Prom 46: BBC Scottish Symphony Orchestra, Manze**** – Review

Vaughan Williams’ three greatest symphonies in chronological sequence and at the heart of this extraordinary Prom – even better in realisation than on paper – the ineffable Romanza of the Fifth: haunted by one war, fearful of another. Admittedly there came with Andrew Manze’s highly individual readings an element of culture shock as if Vaughan Williams were somehow filtered through his period performance sensibilities. Manze looks a little like the young Roger Norrington; he makes music like him, too.

The shock of newness in the ferocious opening bars of the Fourth Symphony came more from the propulsiveness of the tempo than the crunching dissonance of the brass. Perhaps those serrations might have cut deeper but there was no stopping the momentum and the chilling drop-outs to uneasy pianissimo conveyed a terrible disquiet.
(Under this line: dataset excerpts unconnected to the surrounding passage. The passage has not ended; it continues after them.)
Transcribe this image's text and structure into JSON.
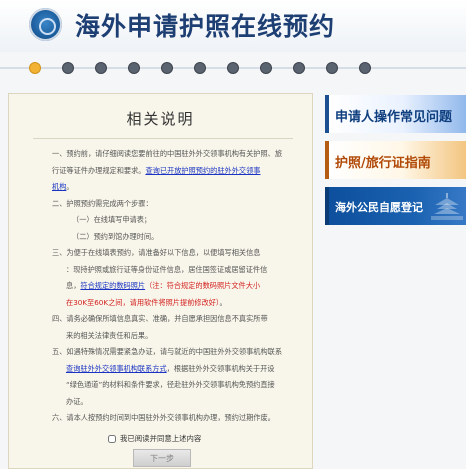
{
  "header": {
    "title": "海外申请护照在线预约",
    "logo": "consular-emblem-logo"
  },
  "steps": {
    "count": 11,
    "active_index": 0
  },
  "notice": {
    "title": "相关说明",
    "items": [
      {
        "lines": [
          {
            "parts": [
              {
                "text": "一、预约前，请仔细阅读您要前往的中国驻外外交领事机构有关护照、旅"
              }
            ]
          },
          {
            "parts": [
              {
                "text": "行证等证件办理规定和要求。"
              },
              {
                "text": "查询已开放护照预约的驻外外交领事",
                "link": true
              }
            ]
          },
          {
            "parts": [
              {
                "text": "机构",
                "link": true
              },
              {
                "text": "。"
              }
            ]
          }
        ]
      },
      {
        "lines": [
          {
            "parts": [
              {
                "text": "二、护照预约需完成两个步骤："
              }
            ]
          },
          {
            "parts": [
              {
                "text": "（一）在线填写申请表；"
              }
            ],
            "indent": "ind2"
          },
          {
            "parts": [
              {
                "text": "（二）预约到馆办理时间。"
              }
            ],
            "indent": "ind2"
          }
        ]
      },
      {
        "lines": [
          {
            "parts": [
              {
                "text": "三、为便于在线填表预约，请准备好以下信息，以便填写相关信息"
              }
            ]
          },
          {
            "parts": [
              {
                "text": "：现持护照或旅行证等身份证件信息，居住国签证或居留证件信"
              }
            ],
            "indent": "ind"
          },
          {
            "parts": [
              {
                "text": "息，"
              },
              {
                "text": "符合规定的数码照片",
                "link": true
              },
              {
                "text": "（注：符合规定的数码照片文件大小",
                "red": true
              }
            ],
            "indent": "ind"
          },
          {
            "parts": [
              {
                "text": "在30K至60K之间，请用软件将照片提前修改好）",
                "red": true
              },
              {
                "text": "。"
              }
            ],
            "indent": "ind"
          }
        ]
      },
      {
        "lines": [
          {
            "parts": [
              {
                "text": "四、请务必确保所填信息真实、准确，并自愿承担因信息不真实所带"
              }
            ]
          },
          {
            "parts": [
              {
                "text": "来的相关法律责任和后果。"
              }
            ],
            "indent": "ind"
          }
        ]
      },
      {
        "lines": [
          {
            "parts": [
              {
                "text": "五、如遇特殊情况需要紧急办证，请与就近的中国驻外外交领事机构联系"
              }
            ]
          },
          {
            "parts": [
              {
                "text": "查询驻外外交领事机构联系方式",
                "link": true
              },
              {
                "text": "，根据驻外外交领事机构关于开设"
              }
            ],
            "indent": "ind"
          },
          {
            "parts": [
              {
                "text": "“绿色通道”的材料和条件要求，径赴驻外外交领事机构免预约直接"
              }
            ],
            "indent": "ind"
          },
          {
            "parts": [
              {
                "text": "办证。"
              }
            ],
            "indent": "ind"
          }
        ]
      },
      {
        "lines": [
          {
            "parts": [
              {
                "text": "六、请本人按预约时间到中国驻外外交领事机构办理，预约过期作废。"
              }
            ]
          }
        ]
      }
    ],
    "agree_label": "我已阅读并同意上述内容",
    "next_button": "下一步"
  },
  "sidebar": {
    "buttons": [
      {
        "label": "申请人操作常见问题"
      },
      {
        "label": "护照/旅行证指南"
      },
      {
        "label": "海外公民自愿登记"
      }
    ]
  },
  "colors": {
    "title": "#1e3f73",
    "link": "#1a33c2",
    "warning": "#d31f1f",
    "active_step": "#f2b233"
  }
}
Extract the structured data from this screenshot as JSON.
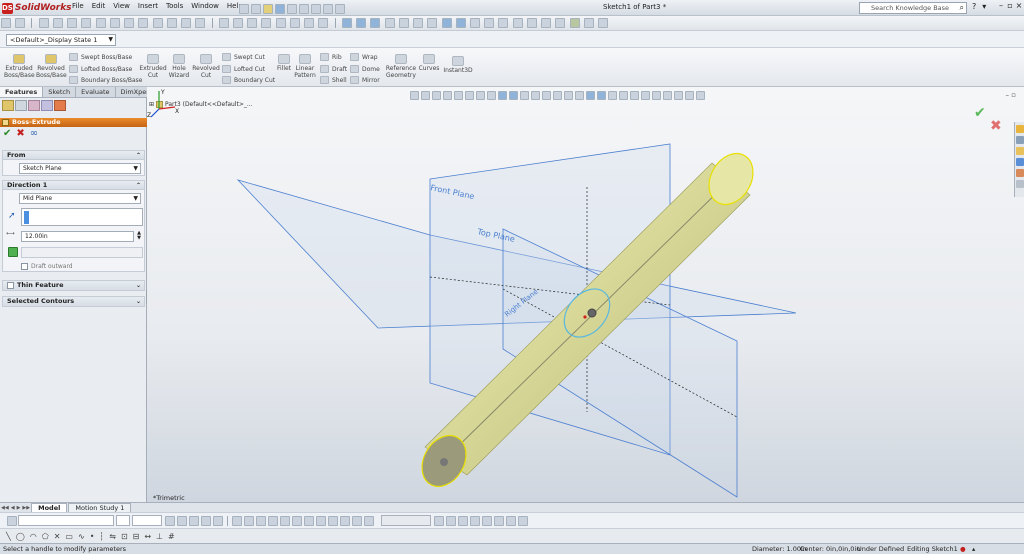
{
  "app": {
    "name": "SolidWorks",
    "logo_text": "DS"
  },
  "menu": [
    "File",
    "Edit",
    "View",
    "Insert",
    "Tools",
    "Window",
    "Help"
  ],
  "document_title": "Sketch1 of Part3 *",
  "search": {
    "placeholder": "Search Knowledge Base"
  },
  "help": {
    "question": "?",
    "dropdown": "▾"
  },
  "config": {
    "value": "<Default>_Display State 1"
  },
  "command_manager": {
    "extruded_boss": "Extruded\nBoss/Base",
    "revolved_boss": "Revolved\nBoss/Base",
    "swept_boss": "Swept Boss/Base",
    "lofted_boss": "Lofted Boss/Base",
    "boundary_boss": "Boundary Boss/Base",
    "extruded_cut": "Extruded\nCut",
    "hole_wizard": "Hole\nWizard",
    "revolved_cut": "Revolved\nCut",
    "swept_cut": "Swept Cut",
    "lofted_cut": "Lofted Cut",
    "boundary_cut": "Boundary Cut",
    "fillet": "Fillet",
    "linear_pattern": "Linear\nPattern",
    "rib": "Rib",
    "draft": "Draft",
    "shell": "Shell",
    "wrap": "Wrap",
    "dome": "Dome",
    "mirror": "Mirror",
    "reference_geometry": "Reference\nGeometry",
    "curves": "Curves",
    "instant3d": "Instant3D"
  },
  "panel_tabs": [
    "Features",
    "Sketch",
    "Evaluate",
    "DimXpert"
  ],
  "property_manager": {
    "title": "Boss-Extrude",
    "from": {
      "label": "From",
      "value": "Sketch Plane"
    },
    "direction1": {
      "label": "Direction 1",
      "end_condition": "Mid Plane",
      "depth": "12.00in",
      "draft_outward": "Draft outward"
    },
    "thin_feature": "Thin Feature",
    "selected_contours": "Selected Contours"
  },
  "graphics": {
    "tree_root": "Part3  (Default<<Default>_...",
    "view_label": "*Trimetric",
    "planes": {
      "front": "Front Plane",
      "top": "Top Plane",
      "right": "Right Plane"
    },
    "triad": {
      "x": "X",
      "y": "Y",
      "z": "Z"
    }
  },
  "bottom_tabs": [
    "Model",
    "Motion Study 1"
  ],
  "status": {
    "message": "Select a handle to modify parameters",
    "diameter": "Diameter: 1.00in",
    "center": "Center: 0in,0in,0in",
    "state": "Under Defined",
    "editing": "Editing Sketch1"
  },
  "colors": {
    "accent_orange": "#e07b20",
    "cylinder": "#d9d99a",
    "plane": "#4b7fd0",
    "ok_green": "#2a8b2a",
    "cancel_red": "#c42020"
  }
}
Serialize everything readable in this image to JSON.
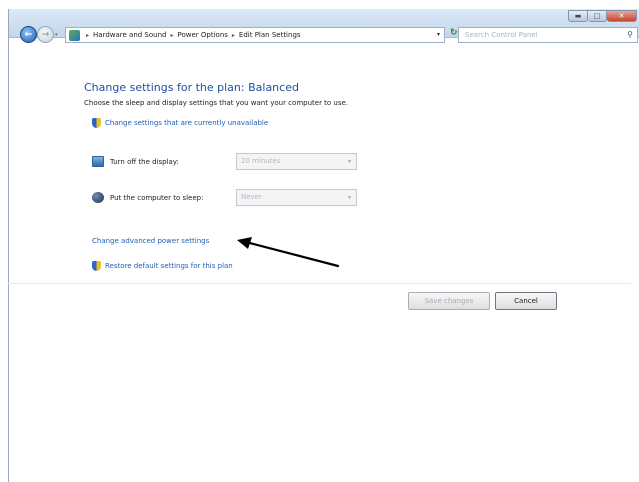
{
  "window": {
    "controls": {
      "minimize": "▬",
      "maximize": "□",
      "close": "✕"
    }
  },
  "address_bar": {
    "breadcrumbs": [
      "Hardware and Sound",
      "Power Options",
      "Edit Plan Settings"
    ],
    "separator": "▸",
    "dropdown_glyph": "▾",
    "refresh_glyph": "↻"
  },
  "search": {
    "placeholder": "Search Control Panel"
  },
  "main": {
    "title": "Change settings for the plan: Balanced",
    "description": "Choose the sleep and display settings that you want your computer to use.",
    "unavailable_link": "Change settings that are currently unavailable",
    "settings": [
      {
        "label": "Turn off the display:",
        "value": "20 minutes",
        "icon": "monitor-icon"
      },
      {
        "label": "Put the computer to sleep:",
        "value": "Never",
        "icon": "sleep-icon"
      }
    ],
    "advanced_link": "Change advanced power settings",
    "restore_link": "Restore default settings for this plan"
  },
  "buttons": {
    "save": "Save changes",
    "cancel": "Cancel"
  },
  "colors": {
    "link": "#1e5fb8",
    "title": "#1f4f9e",
    "arrow": "#000000"
  }
}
There is no actual respite from anxiety in this extraordinarily angry piece and even attempts at lamentation in the second movement Andante moderato happen over a listless walking rhythm. Manze and the BBC Scottish Symphony Orchestra caught that wearisome and yet still threatening tread to perfection making the grotesque triumphalism of the finale even more disturbing. How shockingly Vaughan Williams subverts the jolly oom-pah rhythms of the English marching band tradition.

One really wanted Manze then to segué directly into the idyllic D major horn calls of the Fifth Symphony. The landscape there is one of peace but the wistfulness, the melancholy, the sense of loss is overwhelming. Again the swift tempo was a surprise but with speed closely allied to sound – a clear, transparent, illuminating sound – the effect was hopeful and uplifting. This is a symphony of visionary modulations but contrary to a more effusive and grandiose performance tradition Manze opted for a purer and less emotive understatement opening up the “choral” polyphonies without that overlay of grandiloquence.

I did miss Barbirolli’s refulgence in the Romanza – Manze’s objectivity brought us clarity and truth and a healing light but not that last degree of personal   loss that is so enshrined in the closing bars of Barbirolli’s famous Philharmonia recording. And I still don’t feel that the last movement of this symphony belongs – or at least not as a separate movement. At very least an attacca is required to make the connection viable. It sounds like it was written for something else.

The Sixth Symphony is an altogether marvellous piece and Manze’s sweep and rhythmic uplift (more swift tempi) gave it a satisfying through-line. The crackle and snap of rhythmic syncopations in the parodistic scherzo was unusually keen and that sour, louche, saxophone sounded all the more ironical – a last vestige of humanity (base though it is) before all that remains is desolation. What an extraordinary creation that last movement is: an aural wasteland such as only Shostakovich would have recognised.